Kurze Einführung in die Traditionelle Chinesische Medizin

Die Traditionelle Chinesische Medizin, auch kurz TCM genannt, umfasst eine Reihe verschiedener Therapieformen, die in China seit ungefähr 5000 Jahren praktiziert werden. Darunter sind unter anderem die auch im Westen bekannten Therapieformen der Akupunktur, der Massage und der Heilkräutermedizin aber auch weniger bekannte Methoden wie Moxibustion, das Abbrennen von Beifuß auf Akupunkturnadeln.
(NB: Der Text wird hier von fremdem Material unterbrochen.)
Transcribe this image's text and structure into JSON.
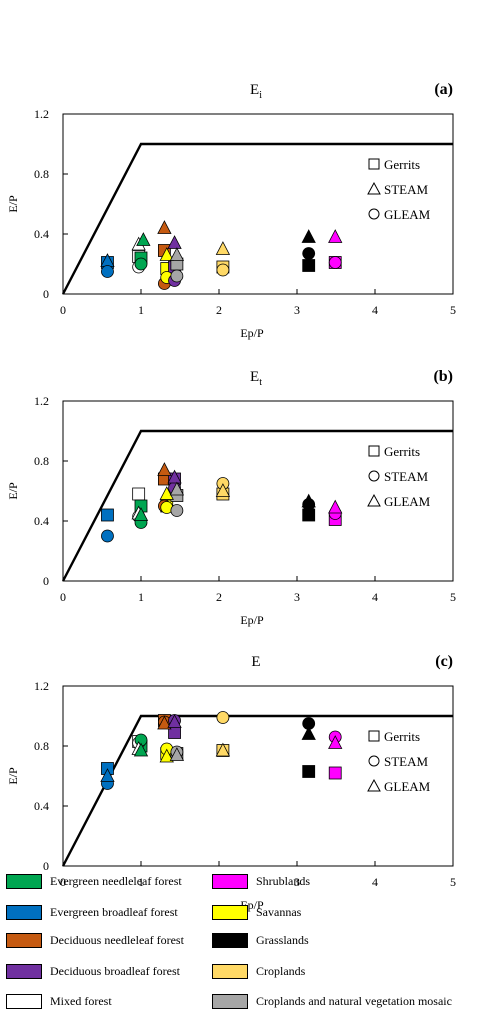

Pflanzliche, tierische und mineralische Produkte werden als Arzneimittel verwendet und eine Reihe von Ernährungsvorschriften und Bewegungsübungen ergänzen das breite Spektrum der Traditionellen Chinesischen Medizin.

Der Mensch wird in seiner Gesamtheit betrachtet

Der Mensch wird in seiner Gesamtheit mit seinem Körper, seinem Geist, seiner Seele, seinem sozialen Umfeld und seiner Umwelt als ein Teil des kosmischen Ganzen verstanden. In diesem Sinne werden Störungen und Krankheiten immer ganzheitlich betrachtet. Dabei ist jedes einzelne Symptom wichtig. Es gibt also keine banalen, unspezifischen oder unwichtige Symptome.

Basis der Traditionellen Chinesischen Medizin

Unter anderem basiert die TCM auf den Lehren von Qi, Yin und Yang, den fünf Wandlungsphasen (Holz, Feuer, Erde, Metall und Wasser) sowie den Leitbahnen bzw. Meridianen.

Eine Diagnose wird in der TCM unter Berücksichtigung aller Symptome, einer eingehenden Beleuchtung der Lebens- und Krankheitsgeschichte, der Betrachtung und Beurteilung von Zunge und Ohrmuschel und dem Fühlen des Pulses am Handgelenk gestellt. Daraus leitet sich für den jeweiligen Patienten eine ganz individuelle Therapie ab, die genau auf ihn und seinen momentanen Zustand abgestimmt ist.

Ziel der TCM-Therapie ist es, bestehende Disharmonien in den einzelnen Organsystemen auszugleichen und das energetische System des Menschen in sein Geichgewicht zurückzubringen.

Ergänzend zur Traditionellen Chinesischen Medizin werden weitere Techniken wie Homöopathie, Osteopathie, Neuraltherpie und Therapeutisches Coaching in die Therapie mit einbezogen.

Der Unterschied zur westlichen Medizin

Yin und YangIm Gegensatz zum Westen, in dem die Traditionelle Chinesische Medizin noch als eine eher exotische Heilpraxis angesehen wird, exisitiert sie im Ursprungsland China gleichberechtigt neben der westlichen Medizin. Der wesentliche Unterschied zwischen der TCM und der westlichen Medizin besteht in der verschiedenen Herangehensweise.

Während die westliche Medizin darauf ausgerichtet ist, auftretende Krankheitssymptome an den betreffenden Organen zu behandeln, betrachtet die Traditionelle Chinesische Medizin den Menschen als ein einheitliches Ganzes, mit dem Zusammenspiel der einzelnen Organsysteme und einem ausgeglichenen Energiefluss über Energiebahnen. Im Zentrum der westlichen Medizin steht die Behandlung der Krankheit. Die Traditionelle Chinesische Medizin setzt bei der Gesunderhaltung des Menschen an und der Erhaltung seines inneren Gleichgewichts. Eine zentrale Rolle dabei nimmt das auch im Westen bekannte aber geheimnisvolle Zusammenspiel von Yin und Yang ein.